I set off for the stadium by foot, intending to stick my head in the nearby Black Bull but realise I am short on time.
I walk to Berry
Street Garage Stadium via Melling Road for nostalgia's sake. I soon realise I
haven't left myself enough time because, though the stadium can be seen and
heard clearly from the main road, it is a frustrating 15 minute circular walk
to the actual gate.
I miss kick off but I
arrive to one of the more interesting non-league stadiums. City of Liverpool
currently share this ground with Bootle FC. What would be the Main Stand is
actually a bar that leads out onto a decking filled with picnic benches,
masquerading as a football terrace. Large numbers of the home fans sit here but
it feels more like a beer garden that happens to overlook a game of
semi-professional football. In fact, many of the fans treat it that way,
chatting amongst themselves rather than immersing in the sport.
In fact the
atmosphere is more reminiscent of a Sunday afternoon local cricket match, with
more people interested in the socialising than the occurring sport.
With a Guinness in
hand - this time through lack of choice rather than sentimentality - I walk
around to a spot behind the goal. Mini-stands of 20-30 plastic fold-down seats
come every 40 yards or so. It is an odd set-up and I find myself
unintentionally sat with the Mossley fans who, true to form for the town, I
vaguely recognise.
Mossley dominate the
game from start to finish and lose it 0-1 to City of Liverpool's only chance. I
head out early, now aware of the ludicrous walk to Aintree station.

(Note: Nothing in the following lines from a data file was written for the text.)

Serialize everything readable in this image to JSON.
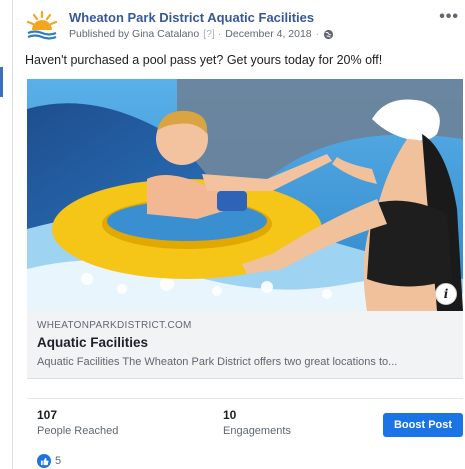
{
  "post": {
    "page_name": "Wheaton Park District Aquatic Facilities",
    "published_by": "Published by Gina Catalano",
    "date": "December 4, 2018",
    "message": "Haven't purchased a pool pass yet? Get yours today for 20% off!"
  },
  "link": {
    "domain": "WHEATONPARKDISTRICT.COM",
    "title": "Aquatic Facilities",
    "description": "Aquatic Facilities The Wheaton Park District offers two great locations to..."
  },
  "stats": {
    "reached_count": "107",
    "reached_label": "People Reached",
    "engagements_count": "10",
    "engagements_label": "Engagements"
  },
  "actions": {
    "boost_label": "Boost Post",
    "more_label": "•••"
  },
  "reactions": {
    "count": "5"
  },
  "icons": {
    "logo": "sun-logo-icon",
    "privacy": "globe-icon",
    "info": "info-icon",
    "reaction": "like-icon"
  },
  "colors": {
    "link_blue": "#385898",
    "boost_blue": "#1b74e4",
    "preview_bg": "#f2f3f5"
  }
}
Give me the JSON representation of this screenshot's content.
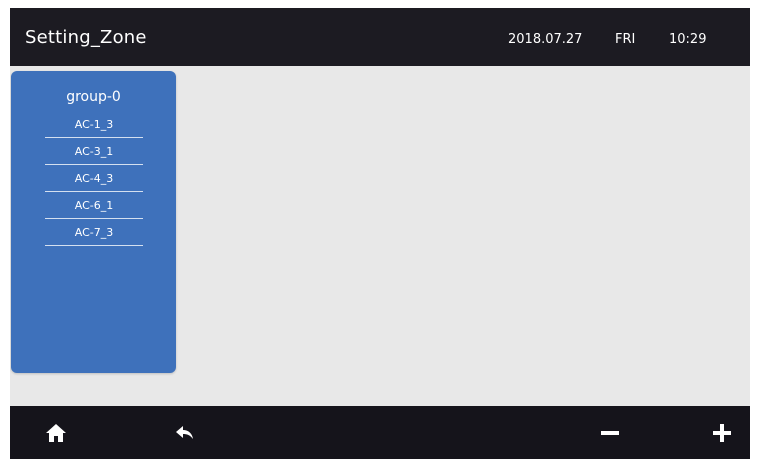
{
  "header": {
    "title": "Setting_Zone",
    "date": "2018.07.27",
    "day": "FRI",
    "time": "10:29"
  },
  "group": {
    "title": "group-0",
    "items": [
      {
        "label": "AC-1_3"
      },
      {
        "label": "AC-3_1"
      },
      {
        "label": "AC-4_3"
      },
      {
        "label": "AC-6_1"
      },
      {
        "label": "AC-7_3"
      }
    ]
  },
  "toolbar": {
    "home_icon": "home-icon",
    "back_icon": "back-arrow-icon",
    "minus_icon": "minus-icon",
    "plus_icon": "plus-icon"
  },
  "colors": {
    "header": "#1c1b22",
    "footer": "#15141b",
    "background": "#e8e8e8",
    "panel": "#3e71bb",
    "text": "#ffffff"
  }
}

In the city centre I agree to meet The Electrokemist (Pedro) in Doctor Duncan's on his recommendation, just down from Lime Street. A pub I must have previously dismissed is now full of decent choices - and people. We take our Tiny Rebel Juicys into a side room whilst I mostly marvel at the interior. It transpires that it has been up and down as a pub but is now in a hot spell for beer lovers, as well as pub purveyors. I certainly agree and ask to see more of the centre I may have missed through the years, after my afternoon in a few newbies.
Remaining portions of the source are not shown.